Pablo : Itinéraire d’un moderne

21 janvier 2012 13 commentaires
  • Picasso est peut-être le peintre le plus emblématique du 20e Siècle dont il incarne le parcours avec une personnalité et un appétit hors du commun. Clément Oubrerie ("Aya de Youpougon") , Jul ("La Planète des sages") et Julie Birmant ("Drôles de femmes") en racontent l'histoire de façon intelligente et surprenante.
Pablo : Itinéraire d'un moderne
Picasso arrive à Paris...
(C) Dargaud

C’est Julie Birmant, journaliste, productrice à France Culture et dramaturge, que nos lecteurs connaissent déjà grâce à Drôles de femmes dessiné par Catherine Meurisse, qui apporte le projet à Clément Oubrerie, le dessinateur de Aya de Yopougon et par ailleurs l’un des piliers de Autochenille Productions, grâce à l’intermédiaire de l’éditrice Gisèle De Haan chez Dargaud.

L’opus arrive sous la forme d’un roman et la première figure qui y apparaît alors que le jeune Pablo Picasso arrive à Paris est celle du poète Max Jacob. Outre la figure titanesque du peintre cubiste, ce projet suscite un intérêt particulier pour le dessinateur qui a un lien personnel indirect avec l’auteur du Cornet à dés, grand ami des peintres : "C’est un sujet qui m’était très familier. Max Jacob était un ami de mon grand père. Ils ont eu toute une relation épistolaire. Max Jacob a même fait des dessins pour mon grand père que je détiens encore aujourd’hui."

Le problème, c’est qu’au moment où il reçoit la proposition, Oubrerie est sur son film, Aya de Yopougon, une production d’Autochenille qui devrait sortir en salle avant l’été : pas question pour lui de faire l’adaptation lui-même !

C’est ainsi que Jul, le dessinateur de Charlie Hebdo qui s’est fait une solide réputation dans le monde de la BD depuis Il faut tuer José Bové, par ailleurs à la ville le compagnon de Julie Birmant, arrive dans le projet en s’associant avec elle dans l’adaptation.

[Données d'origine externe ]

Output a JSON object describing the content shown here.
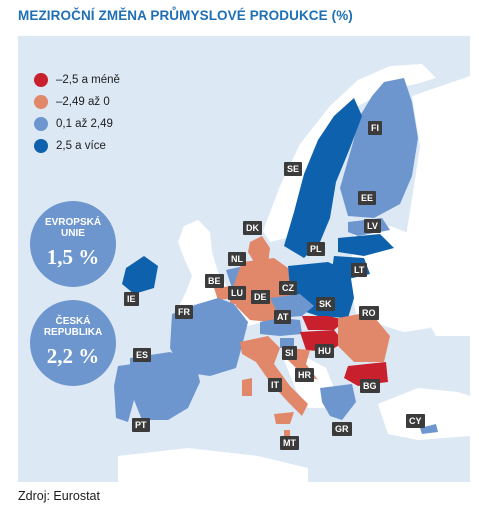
{
  "title": "MEZIROČNÍ ZMĚNA PRŮMYSLOVÉ PRODUKCE (%)",
  "source": "Zdroj: Eurostat",
  "legend": [
    {
      "label": "–2,5 a méně",
      "color": "#c8202c"
    },
    {
      "label": "–2,49 až 0",
      "color": "#e1876a"
    },
    {
      "label": "0,1 až 2,49",
      "color": "#6d96cf"
    },
    {
      "label": "2,5 a více",
      "color": "#0e62ad"
    }
  ],
  "summary": [
    {
      "label_line1": "EVROPSKÁ",
      "label_line2": "UNIE",
      "value": "1,5 %"
    },
    {
      "label_line1": "ČESKÁ",
      "label_line2": "REPUBLIKA",
      "value": "2,2 %"
    }
  ],
  "countries": [
    {
      "code": "FI",
      "category": "0,1 až 2,49"
    },
    {
      "code": "SE",
      "category": "2,5 a více"
    },
    {
      "code": "EE",
      "category": "0,1 až 2,49"
    },
    {
      "code": "LV",
      "category": "2,5 a více"
    },
    {
      "code": "LT",
      "category": "2,5 a více"
    },
    {
      "code": "DK",
      "category": "–2,49 až 0"
    },
    {
      "code": "NL",
      "category": "0,1 až 2,49"
    },
    {
      "code": "BE",
      "category": "–2,49 až 0"
    },
    {
      "code": "LU",
      "category": "–2,49 až 0"
    },
    {
      "code": "DE",
      "category": "–2,49 až 0"
    },
    {
      "code": "PL",
      "category": "2,5 a více"
    },
    {
      "code": "CZ",
      "category": "0,1 až 2,49"
    },
    {
      "code": "IE",
      "category": "2,5 a více"
    },
    {
      "code": "FR",
      "category": "0,1 až 2,49"
    },
    {
      "code": "AT",
      "category": "0,1 až 2,49"
    },
    {
      "code": "SK",
      "category": "–2,5 a méně"
    },
    {
      "code": "HU",
      "category": "–2,5 a méně"
    },
    {
      "code": "RO",
      "category": "–2,49 až 0"
    },
    {
      "code": "SI",
      "category": "0,1 až 2,49"
    },
    {
      "code": "HR",
      "category": "–2,49 až 0"
    },
    {
      "code": "ES",
      "category": "0,1 až 2,49"
    },
    {
      "code": "IT",
      "category": "–2,49 až 0"
    },
    {
      "code": "BG",
      "category": "–2,5 a méně"
    },
    {
      "code": "PT",
      "category": "0,1 až 2,49"
    },
    {
      "code": "GR",
      "category": "0,1 až 2,49"
    },
    {
      "code": "MT",
      "category": "–2,49 až 0"
    },
    {
      "code": "CY",
      "category": "0,1 až 2,49"
    }
  ],
  "colors": {
    "background": "#dde8f5",
    "land_non_eu": "#ffffff",
    "accent": "#1f6fb5",
    "tag": "#3b3b3b"
  }
}
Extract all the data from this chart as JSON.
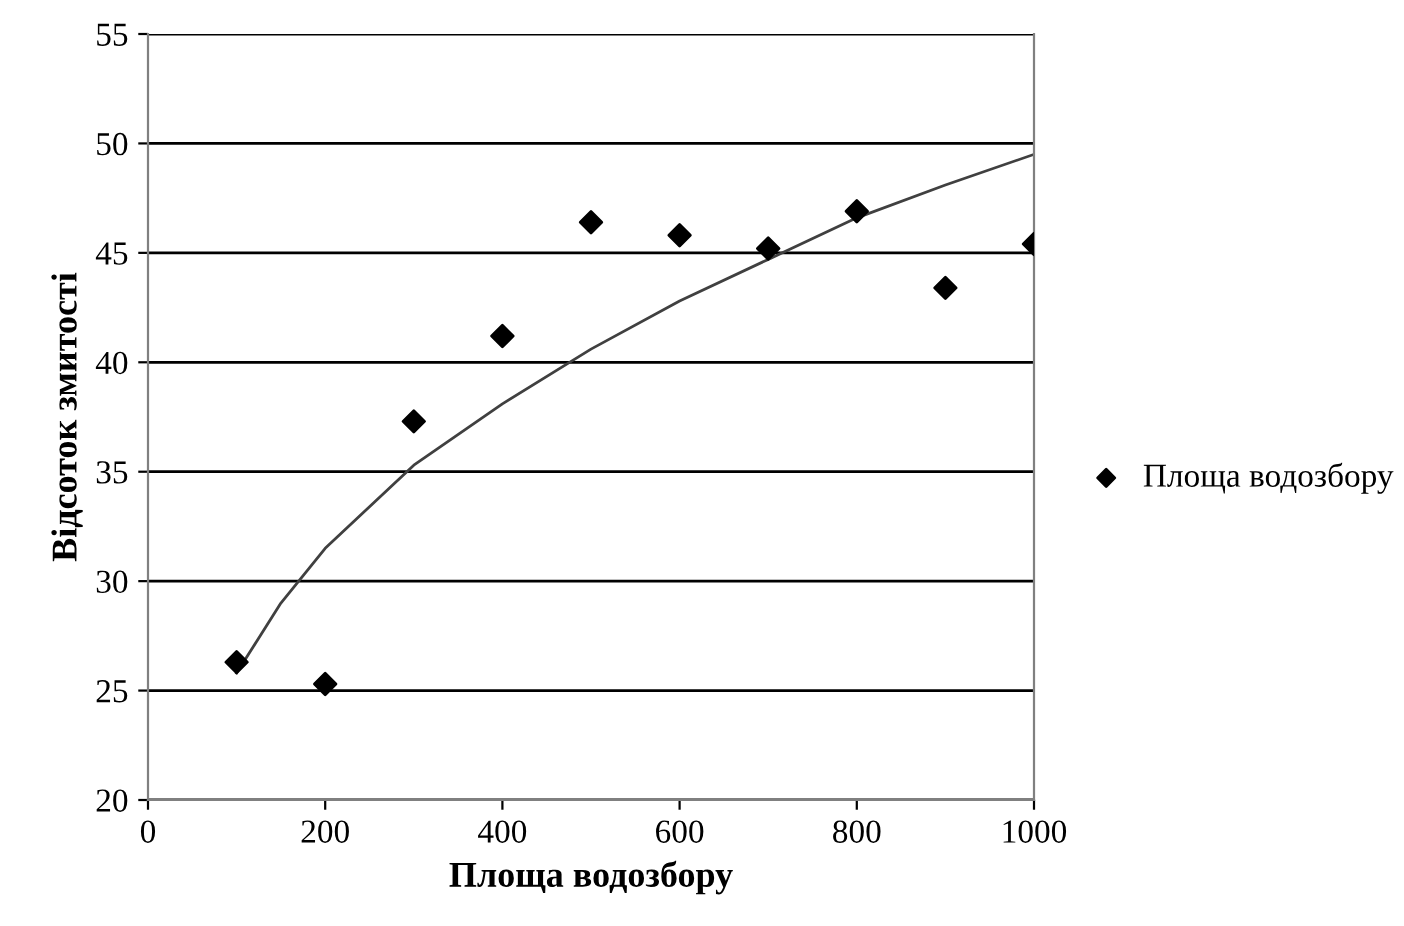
{
  "chart_data": {
    "type": "scatter",
    "xlabel": "Площа водозбору",
    "ylabel": "Відсоток змитості",
    "xlim": [
      0,
      1000
    ],
    "xticks": [
      0,
      200,
      400,
      600,
      800,
      1000
    ],
    "ylim": [
      20,
      55
    ],
    "yticks": [
      20,
      25,
      30,
      35,
      40,
      45,
      50,
      55
    ],
    "grid": "y",
    "legend": "right",
    "x": [
      100,
      200,
      300,
      400,
      500,
      600,
      700,
      800,
      900,
      1000
    ],
    "series": [
      {
        "name": "Площа водозбору",
        "color": "#000000",
        "marker": "diamond",
        "values": [
          26.3,
          25.3,
          37.3,
          41.2,
          46.4,
          45.8,
          45.2,
          46.9,
          43.4,
          45.4
        ]
      },
      {
        "type": "line",
        "marker": "none",
        "color": "#404040",
        "x": [
          100,
          150,
          200,
          300,
          400,
          500,
          600,
          700,
          800,
          900,
          1000
        ],
        "values": [
          25.8,
          29.0,
          31.5,
          35.3,
          38.1,
          40.6,
          42.8,
          44.7,
          46.6,
          48.1,
          49.5
        ]
      }
    ]
  }
}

Cela donne un récit enlevé aux personnages éminemment romanesques, formidablement bien écrit, qui permet à Oubrerie de se concentrer sur le dessin.

Paris 1900...
Pablo T1 : Max Jacobs - Par Julie Birmant, Clément Oubrerie et Jul - (c) Editions Dargaud

Le référent Picasso

Chose périlleuse car comment se frotter à cet ogre artistique sans être dévoré par son talent ? "Ce qui est formidable à cette époque, avant Marcel Duchamp et le Surréalisme, explique Oubrerie, c’est qu’il restait énormément de choses à inventer dans le domaine des arts graphiques. On n’était pas obligé d’être hyper-conceptuel. Même si la démarche de Picasso l’était parfois, on pouvait rester dans le figuratif sans passer pour un ringard et sans être obligatoirement ironique, comme le sont bien des peintres réalistes actuels. Beaucoup de dessinateurs de BD, parmi lesquels je m’inclus, se sont rabattus sur la BD par manque d’ambition dans le domaine complètement bouché de la peinture. C’est une période donc extrêmement réjouissante. Après, la difficulté avec Picasso, c’est sa qualité de référent. Se mettre en concurrence avec lui n’aurait pas de sens. J’ai essayé quand même de changer de technique, de travailler le plus grand possible, pour qu’il y ait au moins un combat avec la matière. Chaque case fait à peu près un A4 ; je ne me suis rien interdit : du fusain, de l’encre, dans une liberté qui était un peu dans l’esprit de Picasso."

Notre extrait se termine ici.